Depuis son appel lancé au Forum social mondial des Migrations à Sao Paolo, en juillet 2016, l’OCU développe un processus d’alliance durable entre les mouvements sociaux et les autorités locales, en France et en Europe pour la libre-circulation et l’accueil digne des migrants, afin de défendre leur accès aux droits fondamentaux et leur intégration à part entière dans les communautés locales.

Se mobiliser pour la citoyenneté universelle

Emmaüs International est engagé dans différentes campagnes et espaces de mobilisation pour revendiquer et construire cette gouvernance alternative des migrations basée sur la citoyenneté universelle.

En France, les groupes Emmaüs engagés dans la campagne « Article 13 » affichent haut et fort la défense de la liberté de circulation et d’installation inscrite dans la Déclaration des droits de l’homme à travers différentes actions symboliques. L’initiative « 100 pour 1 » promeut quant à elle la solidarité entre familles pour loger des réfugiés. Plus largement, la dynamique des Etats Généraux des Migrations, initiée notamment par Emmaüs International sur le territoire français, rassemble des collectifs et associations locales ou nationales solidaires des migrants pour démontrer aux pouvoirs publics qu’une autre politique d’accueil est possible.

A l’international, le mouvement Emmaüs développe des alliances pour transformer des initiatives citoyennes locales en un pacte mondial des migrations respectueux des droits humains, à l’opposé du « Pacte mondial pour des migrations sûres, ordonnées et régulières », adopté par les Nations unies le 10 décembre 2018, qui s’inscrit dans une approche sécuritaire.
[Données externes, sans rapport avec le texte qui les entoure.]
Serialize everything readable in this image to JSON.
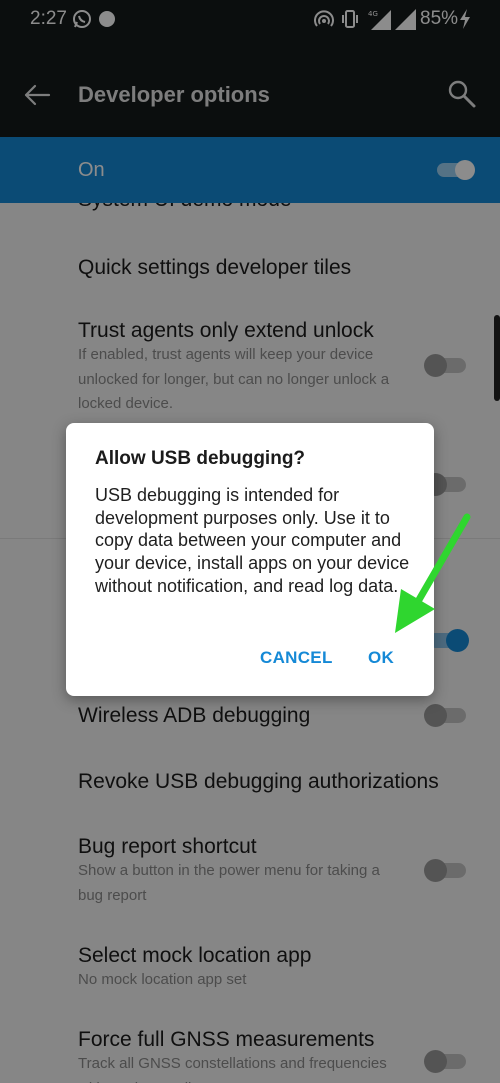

Emmaüs International participe ainsi régulièrement aux Forum Sociaux Mondiaux des Migrations, dont le dernier s’est tenu du 2 au 4 novembre 2018 à Mexico, pour dénoncer la violation des droits des migrants mais aussi la criminalisation de leurs défenseurs, militants de terrain et journalistes.

Le 18 décembre, pour la journée internationale des migrants, Emmaüs International appelle à défendre une citoyenneté universelle, pour en finir avec ces morts et ces politiques anti-migrants, et offrir un avenir de paix à notre humanité.